Roy Christman is a retired political science professor and has a farm in Pennsylvania.
A few years ago, ok, many years ago, I attended a lecture by a San José State English professor on the subject of Wallace Stegner. I had heard of Stegner and vaguely knew he taught classes in creative writing at Stanford, but I had never read him. When the professor said Stegner was one of the greatest writers of the 20th Century and was slighted by literary critics only because he was a West Coast author, my reaction was–Really?
Then my landlord gave me a Books on Tape copy of Angle of Repose, published in 1972, the year it also won the Pulitzer Prize for Fiction. I’ll agree that books you listen to may be more memorable than books you read, but I can still picture scenes from that book as though I was a bystander observing them in real time.
The angle of repose is when a mountain reaches the point where rocks no longer tumble down the sides. If you dump a load of gravel and the pile settles and becomes inert, that pile of gravel has reached its “angle of repose.” Read the book to see why the title fits.)
One reason that Stegner’s books may be overlooked is because of their length.
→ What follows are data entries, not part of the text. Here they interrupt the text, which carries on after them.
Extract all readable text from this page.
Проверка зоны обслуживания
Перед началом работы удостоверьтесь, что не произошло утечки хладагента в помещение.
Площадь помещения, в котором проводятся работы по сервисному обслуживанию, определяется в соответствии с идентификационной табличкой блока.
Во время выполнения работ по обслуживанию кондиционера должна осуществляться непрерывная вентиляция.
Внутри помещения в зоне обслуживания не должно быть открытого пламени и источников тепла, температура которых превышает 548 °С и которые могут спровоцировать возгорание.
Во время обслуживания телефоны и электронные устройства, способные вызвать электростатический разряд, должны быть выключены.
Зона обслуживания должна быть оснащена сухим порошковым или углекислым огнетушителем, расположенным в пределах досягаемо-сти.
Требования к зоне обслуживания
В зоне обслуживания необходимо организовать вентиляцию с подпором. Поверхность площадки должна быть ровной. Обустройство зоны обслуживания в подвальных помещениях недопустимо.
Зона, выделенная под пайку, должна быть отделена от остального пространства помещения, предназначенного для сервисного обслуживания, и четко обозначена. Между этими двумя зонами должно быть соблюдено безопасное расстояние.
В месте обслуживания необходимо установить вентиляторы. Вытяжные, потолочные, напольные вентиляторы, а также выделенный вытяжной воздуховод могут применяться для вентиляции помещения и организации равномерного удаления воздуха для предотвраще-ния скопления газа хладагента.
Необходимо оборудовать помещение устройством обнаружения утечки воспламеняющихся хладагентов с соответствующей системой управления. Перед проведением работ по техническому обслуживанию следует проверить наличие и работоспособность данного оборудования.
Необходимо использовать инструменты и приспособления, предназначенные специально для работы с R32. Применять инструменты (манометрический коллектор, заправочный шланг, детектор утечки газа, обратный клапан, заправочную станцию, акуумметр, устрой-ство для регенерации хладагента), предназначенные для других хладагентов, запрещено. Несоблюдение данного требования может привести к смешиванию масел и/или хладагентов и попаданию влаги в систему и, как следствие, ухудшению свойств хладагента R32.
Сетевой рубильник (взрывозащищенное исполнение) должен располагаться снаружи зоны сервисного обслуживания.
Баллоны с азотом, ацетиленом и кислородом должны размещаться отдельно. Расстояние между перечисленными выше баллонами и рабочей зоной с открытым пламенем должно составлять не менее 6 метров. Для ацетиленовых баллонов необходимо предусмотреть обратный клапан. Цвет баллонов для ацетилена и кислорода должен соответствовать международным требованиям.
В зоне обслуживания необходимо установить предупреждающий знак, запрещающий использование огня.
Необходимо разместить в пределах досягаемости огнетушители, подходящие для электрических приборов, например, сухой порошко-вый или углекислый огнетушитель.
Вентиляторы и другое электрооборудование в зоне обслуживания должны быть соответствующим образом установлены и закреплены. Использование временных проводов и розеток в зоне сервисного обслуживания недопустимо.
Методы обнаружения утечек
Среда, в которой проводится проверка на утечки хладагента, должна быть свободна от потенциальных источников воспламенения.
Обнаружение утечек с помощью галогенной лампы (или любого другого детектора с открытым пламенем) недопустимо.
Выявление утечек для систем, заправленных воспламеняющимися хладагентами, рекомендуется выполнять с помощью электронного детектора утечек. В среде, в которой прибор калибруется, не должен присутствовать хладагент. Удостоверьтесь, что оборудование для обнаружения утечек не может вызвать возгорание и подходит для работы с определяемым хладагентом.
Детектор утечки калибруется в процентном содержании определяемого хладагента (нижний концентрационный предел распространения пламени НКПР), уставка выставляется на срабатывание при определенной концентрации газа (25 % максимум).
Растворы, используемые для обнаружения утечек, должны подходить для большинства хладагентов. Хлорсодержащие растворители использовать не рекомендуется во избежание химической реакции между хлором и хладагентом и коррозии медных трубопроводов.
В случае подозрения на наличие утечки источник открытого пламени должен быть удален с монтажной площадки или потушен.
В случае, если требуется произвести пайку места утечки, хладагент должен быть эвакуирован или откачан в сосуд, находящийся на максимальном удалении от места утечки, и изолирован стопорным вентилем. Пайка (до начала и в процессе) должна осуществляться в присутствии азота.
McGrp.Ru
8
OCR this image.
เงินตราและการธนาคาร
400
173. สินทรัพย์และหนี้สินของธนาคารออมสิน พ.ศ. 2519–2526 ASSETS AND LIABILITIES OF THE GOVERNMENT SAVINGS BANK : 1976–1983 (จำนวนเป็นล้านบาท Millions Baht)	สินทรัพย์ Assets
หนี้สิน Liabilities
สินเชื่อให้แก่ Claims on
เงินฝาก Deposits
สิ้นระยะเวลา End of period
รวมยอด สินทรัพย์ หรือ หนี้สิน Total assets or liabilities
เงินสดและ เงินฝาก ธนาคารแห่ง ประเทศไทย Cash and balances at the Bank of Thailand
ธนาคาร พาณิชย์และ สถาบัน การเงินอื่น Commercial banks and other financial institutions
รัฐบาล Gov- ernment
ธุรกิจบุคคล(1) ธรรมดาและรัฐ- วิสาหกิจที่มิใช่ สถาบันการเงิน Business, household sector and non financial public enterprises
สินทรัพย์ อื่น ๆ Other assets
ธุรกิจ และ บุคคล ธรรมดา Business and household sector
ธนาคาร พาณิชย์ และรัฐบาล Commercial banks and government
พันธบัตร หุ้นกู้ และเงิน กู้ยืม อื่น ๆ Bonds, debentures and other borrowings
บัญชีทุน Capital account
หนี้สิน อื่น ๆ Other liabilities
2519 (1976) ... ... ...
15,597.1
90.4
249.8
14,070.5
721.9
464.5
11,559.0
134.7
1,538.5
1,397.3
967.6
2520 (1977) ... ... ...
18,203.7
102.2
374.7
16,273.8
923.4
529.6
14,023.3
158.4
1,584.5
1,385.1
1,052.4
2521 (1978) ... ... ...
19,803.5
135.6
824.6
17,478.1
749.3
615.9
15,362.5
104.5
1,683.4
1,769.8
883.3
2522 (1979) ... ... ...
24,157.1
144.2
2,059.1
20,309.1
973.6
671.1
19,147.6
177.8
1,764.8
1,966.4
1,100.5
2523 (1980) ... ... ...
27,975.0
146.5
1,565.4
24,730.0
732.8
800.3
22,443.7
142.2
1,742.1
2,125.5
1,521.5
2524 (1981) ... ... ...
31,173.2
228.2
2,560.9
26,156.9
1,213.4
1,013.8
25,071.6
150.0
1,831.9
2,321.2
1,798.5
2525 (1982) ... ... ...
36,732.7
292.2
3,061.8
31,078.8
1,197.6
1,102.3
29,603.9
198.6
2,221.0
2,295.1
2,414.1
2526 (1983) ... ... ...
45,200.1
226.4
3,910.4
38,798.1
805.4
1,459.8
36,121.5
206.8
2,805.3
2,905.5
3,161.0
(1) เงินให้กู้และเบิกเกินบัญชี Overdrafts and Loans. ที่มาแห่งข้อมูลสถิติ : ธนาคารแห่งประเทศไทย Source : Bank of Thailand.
They are definitely door-stoppers. Angle of Repose is about 600 pages, depending on the edition. My copy of The Big Rock Candy Mountain, written near the end of the Depression and somewhat autobiographical, weighs in at 639 pages. If you want to start small, try All the Little Live Things, published in 1967 and set on the San Mateo Peninsula. It’s under 400 pages.
Stegner was a major environmentalist, serving on the Sierra Club’s board of directors. His book This is Dinosaur was published by the Sierra Club to fight proposed dams in the Dinosaur National Monument. I’ve visited that Monument; it is not underwater, thank goodness.
I’ve also hiked on Peninsula trails. Stegner was one of the founding members of the Committee for Green Foothills, a major force in preserving the natural beauty of the Bay Area, including portions of Santa Clara and San Benito counties. What a mensch.
Perhaps Stegner’s most lasting contribution to American literature is the students he taught at his Stanford University’s creative writing program. I will only list the authors I know and like, including Wendell Berry, Edward Abbey, George V. Higgins, Thomas McGuane, Robert Stone, Ken Kesey, Gordon Lish, and Larry McMurtry.
Sandra Day O’Connor was also a student, but I’m not including her. I don’t think her Supreme Court opinions are in the same class with the others. O’Connor aside, that is a an absolutely amazing list, an unbelievable list. How I wish I could have been a student in that class.